To validate this hypothesis, a systematic literature review was conducted to establish prior work on domain adaptation in biomedical NLP. The experimental framework involved training and evaluating variations of general-purpose and domain-specific models on the EBM-NLP dataset, a class-imbalanced corpus of ~5,000 clinical trial abstracts. (Bepnye, n.d.) The effectiveness of knowledge transfer was quantitatively assessed using evaluation metrics such as balanced accuracy, Matthews correlation coefficient (MCC), F1-score, precision, recall, GMean, and average PR AUC. Additionally, cosine similarity, nearest neighbor analysis, cluster coherence (silhouette score), and semantic shift analysis were employed to measure domain understanding improvements.

The results indicate that DRET significantly enhances DistilBERT’s performance on PICO classification, achieving competitive results against domain-specific models while requiring a fraction of the computational resources. Class-wise performance analysis revealed that knowledge transfer benefits were particularly pronounced in the Intervention and Outcome categories, where DistilBERT exhibited higher recall and precision. Furthermore, DRET reduces reliance on large-scale retraining, making domain adaptation feasible in resource-constrained settings.
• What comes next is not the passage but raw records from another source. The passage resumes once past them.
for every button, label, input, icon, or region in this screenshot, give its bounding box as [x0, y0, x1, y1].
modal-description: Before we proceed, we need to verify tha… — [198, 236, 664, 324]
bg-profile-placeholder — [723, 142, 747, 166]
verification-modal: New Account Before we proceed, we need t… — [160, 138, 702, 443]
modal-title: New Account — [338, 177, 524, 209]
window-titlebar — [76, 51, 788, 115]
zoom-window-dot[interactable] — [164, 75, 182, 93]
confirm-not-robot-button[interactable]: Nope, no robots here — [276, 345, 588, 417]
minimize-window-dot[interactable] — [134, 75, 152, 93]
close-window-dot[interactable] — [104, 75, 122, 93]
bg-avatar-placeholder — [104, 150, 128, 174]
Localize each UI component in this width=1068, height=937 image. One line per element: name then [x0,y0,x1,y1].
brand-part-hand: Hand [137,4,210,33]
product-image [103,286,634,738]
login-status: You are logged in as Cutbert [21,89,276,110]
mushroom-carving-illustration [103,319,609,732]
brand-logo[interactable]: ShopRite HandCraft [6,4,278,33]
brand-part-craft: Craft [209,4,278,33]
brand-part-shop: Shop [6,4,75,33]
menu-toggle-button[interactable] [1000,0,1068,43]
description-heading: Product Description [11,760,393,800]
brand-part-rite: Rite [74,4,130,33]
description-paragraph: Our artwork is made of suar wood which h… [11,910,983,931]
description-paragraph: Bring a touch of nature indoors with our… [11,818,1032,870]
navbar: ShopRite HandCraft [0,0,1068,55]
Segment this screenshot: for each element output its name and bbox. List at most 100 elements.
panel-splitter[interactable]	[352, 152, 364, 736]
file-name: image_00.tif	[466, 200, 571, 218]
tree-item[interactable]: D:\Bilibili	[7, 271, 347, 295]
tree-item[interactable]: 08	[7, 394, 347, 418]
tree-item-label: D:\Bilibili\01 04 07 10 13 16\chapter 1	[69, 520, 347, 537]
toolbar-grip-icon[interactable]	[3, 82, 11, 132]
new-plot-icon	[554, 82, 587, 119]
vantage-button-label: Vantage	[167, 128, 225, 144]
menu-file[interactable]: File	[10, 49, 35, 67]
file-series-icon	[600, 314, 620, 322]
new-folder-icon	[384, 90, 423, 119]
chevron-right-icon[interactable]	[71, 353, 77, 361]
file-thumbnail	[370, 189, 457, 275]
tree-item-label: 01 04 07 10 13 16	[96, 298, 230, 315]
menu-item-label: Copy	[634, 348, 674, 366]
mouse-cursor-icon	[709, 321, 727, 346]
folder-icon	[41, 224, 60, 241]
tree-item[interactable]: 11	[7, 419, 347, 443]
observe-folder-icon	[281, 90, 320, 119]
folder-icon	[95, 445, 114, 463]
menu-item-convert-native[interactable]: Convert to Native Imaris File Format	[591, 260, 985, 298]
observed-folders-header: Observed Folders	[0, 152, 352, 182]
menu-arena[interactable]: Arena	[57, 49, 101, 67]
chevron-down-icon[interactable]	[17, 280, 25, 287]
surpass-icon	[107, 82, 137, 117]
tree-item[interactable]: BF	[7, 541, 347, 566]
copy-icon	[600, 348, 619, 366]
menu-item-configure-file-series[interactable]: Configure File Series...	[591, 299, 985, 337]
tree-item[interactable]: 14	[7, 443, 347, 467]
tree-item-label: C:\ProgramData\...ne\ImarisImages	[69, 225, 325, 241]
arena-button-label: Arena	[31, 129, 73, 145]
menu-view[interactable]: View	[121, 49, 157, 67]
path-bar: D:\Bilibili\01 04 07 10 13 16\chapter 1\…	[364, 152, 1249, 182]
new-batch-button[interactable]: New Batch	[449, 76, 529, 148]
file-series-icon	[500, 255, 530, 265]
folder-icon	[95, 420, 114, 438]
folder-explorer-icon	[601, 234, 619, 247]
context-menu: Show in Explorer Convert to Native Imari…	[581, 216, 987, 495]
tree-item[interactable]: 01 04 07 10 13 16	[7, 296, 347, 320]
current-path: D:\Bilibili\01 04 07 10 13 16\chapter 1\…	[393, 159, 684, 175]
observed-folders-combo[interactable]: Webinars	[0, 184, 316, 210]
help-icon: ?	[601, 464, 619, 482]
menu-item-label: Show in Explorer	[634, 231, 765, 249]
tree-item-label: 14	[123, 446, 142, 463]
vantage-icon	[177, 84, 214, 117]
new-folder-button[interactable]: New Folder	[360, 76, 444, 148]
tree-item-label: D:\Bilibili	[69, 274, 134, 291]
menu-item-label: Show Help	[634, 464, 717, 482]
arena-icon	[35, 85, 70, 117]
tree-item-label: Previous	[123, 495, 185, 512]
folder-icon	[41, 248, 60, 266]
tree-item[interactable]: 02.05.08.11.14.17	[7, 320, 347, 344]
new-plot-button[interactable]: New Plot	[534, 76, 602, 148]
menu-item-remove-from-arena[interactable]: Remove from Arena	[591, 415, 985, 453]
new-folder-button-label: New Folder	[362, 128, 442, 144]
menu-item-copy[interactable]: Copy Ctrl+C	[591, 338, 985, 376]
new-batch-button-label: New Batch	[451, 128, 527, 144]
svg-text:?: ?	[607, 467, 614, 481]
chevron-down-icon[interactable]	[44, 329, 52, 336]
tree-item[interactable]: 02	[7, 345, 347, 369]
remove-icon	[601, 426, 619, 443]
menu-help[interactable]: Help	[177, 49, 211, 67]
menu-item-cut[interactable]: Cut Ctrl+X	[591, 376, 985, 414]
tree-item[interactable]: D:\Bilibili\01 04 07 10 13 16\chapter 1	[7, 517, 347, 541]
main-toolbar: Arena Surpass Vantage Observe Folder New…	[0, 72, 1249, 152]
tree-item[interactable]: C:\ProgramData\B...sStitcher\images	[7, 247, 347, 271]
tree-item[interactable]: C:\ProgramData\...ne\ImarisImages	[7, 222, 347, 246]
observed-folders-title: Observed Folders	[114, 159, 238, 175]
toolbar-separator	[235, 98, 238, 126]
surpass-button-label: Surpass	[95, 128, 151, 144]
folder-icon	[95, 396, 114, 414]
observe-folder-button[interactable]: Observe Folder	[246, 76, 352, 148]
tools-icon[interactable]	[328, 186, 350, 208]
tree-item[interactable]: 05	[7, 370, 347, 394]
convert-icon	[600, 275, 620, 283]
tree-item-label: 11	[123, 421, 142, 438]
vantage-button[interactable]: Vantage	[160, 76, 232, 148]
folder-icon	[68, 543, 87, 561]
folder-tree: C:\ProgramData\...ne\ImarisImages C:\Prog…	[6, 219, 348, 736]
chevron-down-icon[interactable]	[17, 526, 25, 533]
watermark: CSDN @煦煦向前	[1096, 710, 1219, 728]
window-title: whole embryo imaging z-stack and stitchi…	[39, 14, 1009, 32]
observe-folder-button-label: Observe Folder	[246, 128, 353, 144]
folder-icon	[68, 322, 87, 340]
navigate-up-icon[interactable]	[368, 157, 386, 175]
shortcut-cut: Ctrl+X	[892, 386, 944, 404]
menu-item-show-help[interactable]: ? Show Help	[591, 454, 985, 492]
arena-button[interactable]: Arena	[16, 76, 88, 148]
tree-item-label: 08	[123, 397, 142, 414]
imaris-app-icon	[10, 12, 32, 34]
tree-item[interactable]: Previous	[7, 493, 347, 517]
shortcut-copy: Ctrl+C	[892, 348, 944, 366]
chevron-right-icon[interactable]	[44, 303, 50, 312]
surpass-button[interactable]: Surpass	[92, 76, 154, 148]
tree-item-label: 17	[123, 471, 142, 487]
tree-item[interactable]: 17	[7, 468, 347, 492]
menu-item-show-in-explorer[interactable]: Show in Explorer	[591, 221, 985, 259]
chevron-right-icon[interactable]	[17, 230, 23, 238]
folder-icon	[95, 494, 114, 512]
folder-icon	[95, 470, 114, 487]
The findings contribute to the growing field of biomedical NLP by demonstrating that efficient domain adaptation can be achieved through strategic embeddings transfer, a type of knowledge transfer, bridging the gap between large-scale domain-specific models and smaller general purpose AI models that meet real-world deployment constraints. This research has implications for accelerating AI-driven systematic literature reviews, improving clinical decision-support systems, and enabling scalable biomedical text mining applications. Future work will explore extending DRET to additional biomedical tasks, further refining its embedding consolidation strategy, and integrating external domain-specific knowledge sources to enhance performance.